Fleetwood Oliver, Kasimova Marina A, Westerlund Annie M, Delemotte Lucie
Science for Life Laboratory, Department of Applied Physics, KTH Royal Institute of Technology, Solna, Sweden.
Science for Life Laboratory, Department of Applied Physics, KTH Royal Institute of Technology, Solna, Sweden.
Biophys J. 2020 Feb 4;118(3):765-780. doi: 10.1016/j.bpj.2019.12.016. Epub 2019 Dec 21.
Biomolecular simulations are intrinsically high dimensional and generate noisy data sets of ever-increasing size. Extracting important features from the data is crucial for understanding the biophysical properties of molecular processes, but remains a big challenge. Machine learning (ML) provides powerful dimensionality reduction tools. However, such methods are often criticized as resembling black boxes with limited human-interpretable insight. We use methods from supervised and unsupervised ML to efficiently create interpretable maps of important features from molecular simulations. We benchmark the performance of several methods, including neural networks, random forests, and principal component analysis, using a toy model with properties reminiscent of macromolecular behavior. We then analyze three diverse biological processes: conformational changes within the soluble protein calmodulin, ligand binding to a G protein-coupled receptor, and activation of an ion channel voltage-sensor domain, unraveling features critical for signal transduction, ligand binding, and voltage sensing. This work demonstrates the usefulness of ML in understanding biomolecular states and demystifying complex simulations.

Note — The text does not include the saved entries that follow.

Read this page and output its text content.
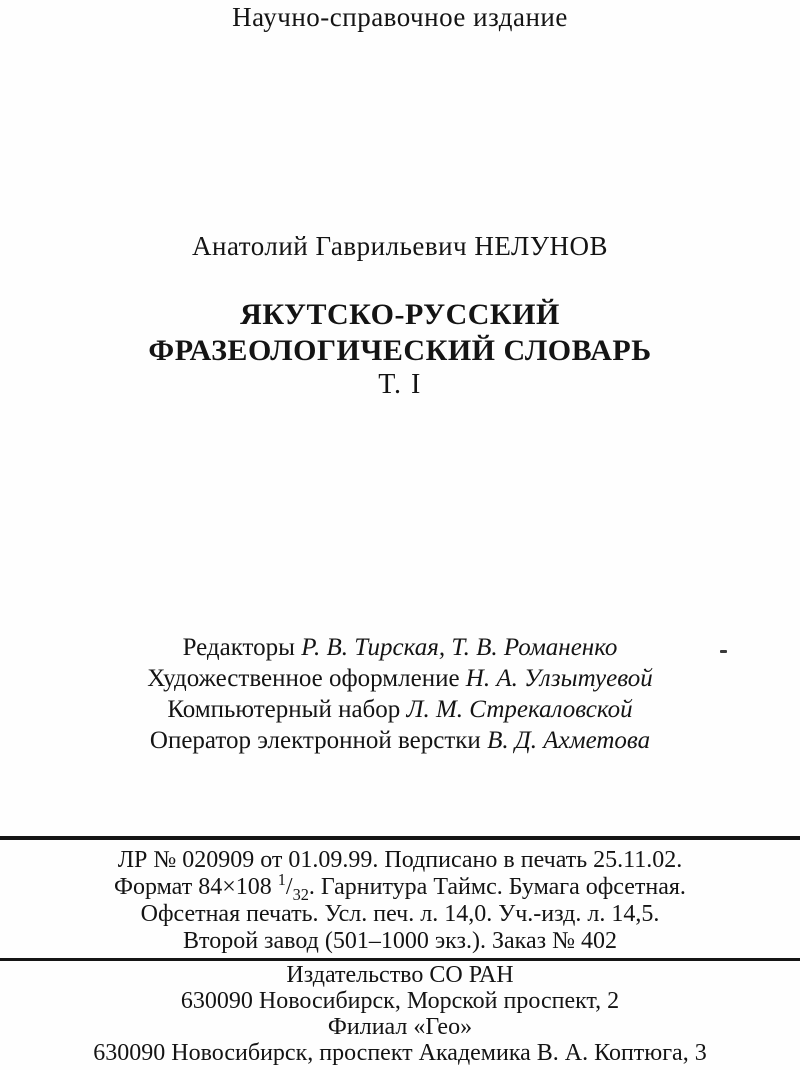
Научно-справочное издание
Анатолий Гаврильевич НЕЛУНОВ
ЯКУТСКО-РУССКИЙ
ФРАЗЕОЛОГИЧЕСКИЙ СЛОВАРЬ
Т. I
Редакторы Р. В. Тирская, Т. В. Романенко
Художественное оформление Н. А. Улзытуевой
Компьютерный набор Л. М. Стрекаловской
Оператор электронной верстки В. Д. Ахметова
ЛР № 020909 от 01.09.99. Подписано в печать 25.11.02.
Формат 84×108 $^1/_{32}$. Гарнитура Таймс. Бумага офсетная.
Офсетная печать. Усл. печ. л. 14,0. Уч.-изд. л. 14,5.
Второй завод (501–1000 экз.). Заказ № 402
Издательство СО РАН
630090 Новосибирск, Морской проспект, 2
Филиал «Гео»
630090 Новосибирск, проспект Академика В. А. Коптюга, 3
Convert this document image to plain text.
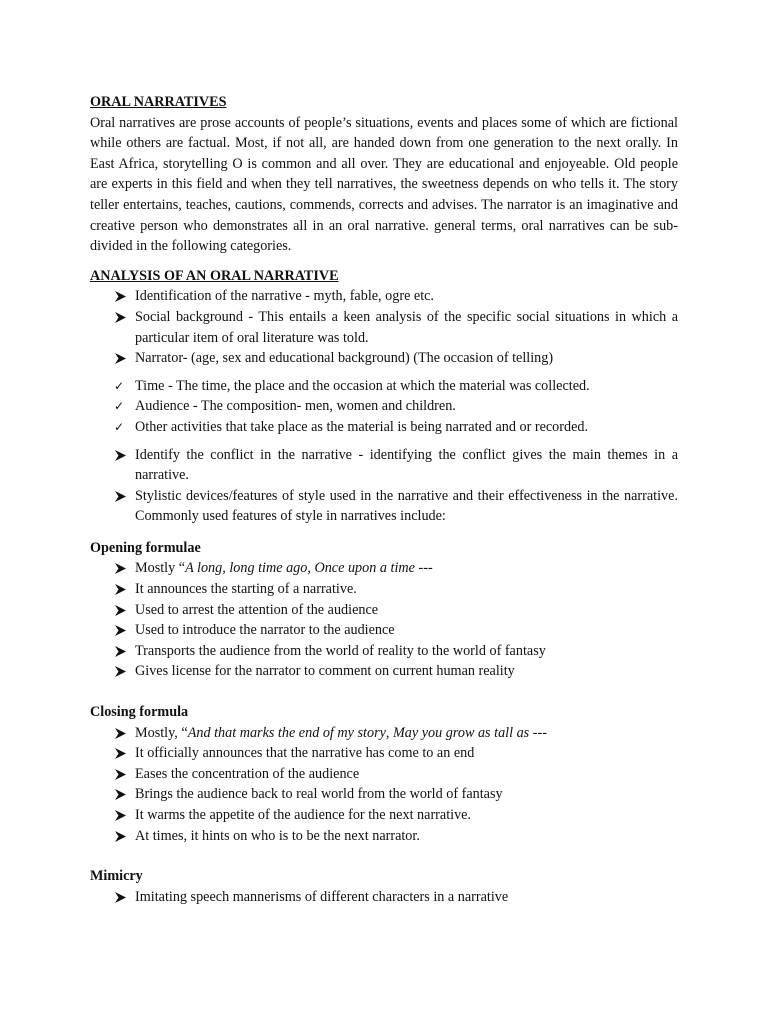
ORAL NARRATIVES

Oral narratives are prose accounts of people’s situations, events and places some of which are fictional while others are factual. Most, if not all, are handed down from one generation to the next orally. In East Africa, storytelling O is common and all over. They are educational and enjoyeable. Old people are experts in this field and when they tell narratives, the sweetness depends on who tells it. The story teller entertains, teaches, cautions, commends, corrects and advises. The narrator is an imaginative and creative person who demonstrates all in an oral narrative. general terms, oral narratives can be sub-divided in the following categories.

ANALYSIS OF AN ORAL NARRATIVE

Identification of the narrative - myth, fable, ogre etc.
Social background - This entails a keen analysis of the specific social situations in which a particular item of oral literature was told.
Narrator- (age, sex and educational background) (The occasion of telling)
✓ Time - The time, the place and the occasion at which the material was collected.
✓ Audience - The composition- men, women and children.
✓ Other activities that take place as the material is being narrated and or recorded.
Identify the conflict in the narrative - identifying the conflict gives the main themes in a narrative.
Stylistic devices/features of style used in the narrative and their effectiveness in the narrative. Commonly used features of style in narratives include:

Opening formulae

Mostly “A long, long time ago, Once upon a time ---
It announces the starting of a narrative.
Used to arrest the attention of the audience
Used to introduce the narrator to the audience
Transports the audience from the world of reality to the world of fantasy
Gives license for the narrator to comment on current human reality

Closing formula

Mostly, “And that marks the end of my story, May you grow as tall as ---
It officially announces that the narrative has come to an end
Eases the concentration of the audience
Brings the audience back to real world from the world of fantasy
It warms the appetite of the audience for the next narrative.
At times, it hints on who is to be the next narrator.

Mimicry

Imitating speech mannerisms of different characters in a narrative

生物分子模拟本质上是高维的,会生成规模不断增大的噪声数据集。从数据中提取重要特征对于理解分子过程的生物物理特性至关重要,但仍然是一项巨大挑战。机器学习(ML)提供了强大的降维工具。然而,此类方法常被批评为类似于黑箱,人类可解释的洞察力有限。我们使用监督式和无监督式机器学习方法,从分子模拟中高效创建重要特征的可解释图谱。我们使用一个具有类似大分子行为特性的玩具模型,对包括神经网络、随机森林和主成分分析在内的几种方法的性能进行基准测试。然后,我们分析三个不同的生物过程:可溶性蛋白钙调蛋白的构象变化、配体与G蛋白偶联受体的结合以及离子通道电压传感器结构域的激活,揭示对信号转导、配体结合和电压传感至关重要的特征。这项工作证明了机器学习在理解生物分子状态和揭开复杂模拟神秘面纱方面的有用性。